The engine has been the focus of an intense lobbying and political battle on Capitol Hill for the past three years. Lawmakers from communities that could lose jobs if the program is killed, including Representative John Tierney, Democrat of Salem, and both Massachusetts senators — John F. Kerry, a Democrat, and Scott Brown, a Republican — have joined some military analysts who argue competition between the main engine and the alternate engine would save money in the long run while creating jobs.

The main engine for the F-35 program is being developed by Pratt & Whitney. GE’s alternate is being developed in conjunction with London-based Rolls-Royce.
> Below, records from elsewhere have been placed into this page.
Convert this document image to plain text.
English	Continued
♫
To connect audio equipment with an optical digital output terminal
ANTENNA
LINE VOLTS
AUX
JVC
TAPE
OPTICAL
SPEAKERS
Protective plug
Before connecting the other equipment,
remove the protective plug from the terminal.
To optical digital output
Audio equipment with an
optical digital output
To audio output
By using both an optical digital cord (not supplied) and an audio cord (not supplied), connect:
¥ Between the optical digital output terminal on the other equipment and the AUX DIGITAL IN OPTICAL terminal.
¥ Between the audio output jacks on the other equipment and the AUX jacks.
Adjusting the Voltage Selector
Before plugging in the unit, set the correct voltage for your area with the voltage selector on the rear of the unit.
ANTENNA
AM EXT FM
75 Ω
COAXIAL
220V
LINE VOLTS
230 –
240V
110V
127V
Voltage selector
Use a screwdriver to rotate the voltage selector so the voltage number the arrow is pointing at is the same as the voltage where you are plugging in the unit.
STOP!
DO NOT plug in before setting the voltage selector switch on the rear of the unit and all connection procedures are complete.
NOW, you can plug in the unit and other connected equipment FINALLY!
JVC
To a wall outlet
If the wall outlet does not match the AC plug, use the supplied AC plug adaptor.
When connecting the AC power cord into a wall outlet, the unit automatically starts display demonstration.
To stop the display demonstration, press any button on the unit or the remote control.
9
The F-35 program, which consolidates the building of jet fighters for all the armed services, is estimated to cost at least $382 billion. Eliminating the GE-Rolls Royce team gives Pratt & Whitney a “$100 billion monopoly’’ on the engines, according to the two companies.

In congressional testimony, however, Gates said the second engine requires another $3 billion to develop. Spending that money “in a time of economic distress’’ is a waste, he said.

Proponents of the alternative engine denounced the Pentagon’s stop-work order yesterday.

Representative Howard “Buck’’ McKeon, Republican of California and the chairman of the House Armed Services Committee, said backers of the second engine would try to keep it alive.

McKeon complained that choosing one contractor to make the planes’ engines amounted to the largest earmark in the history of the Defense Department.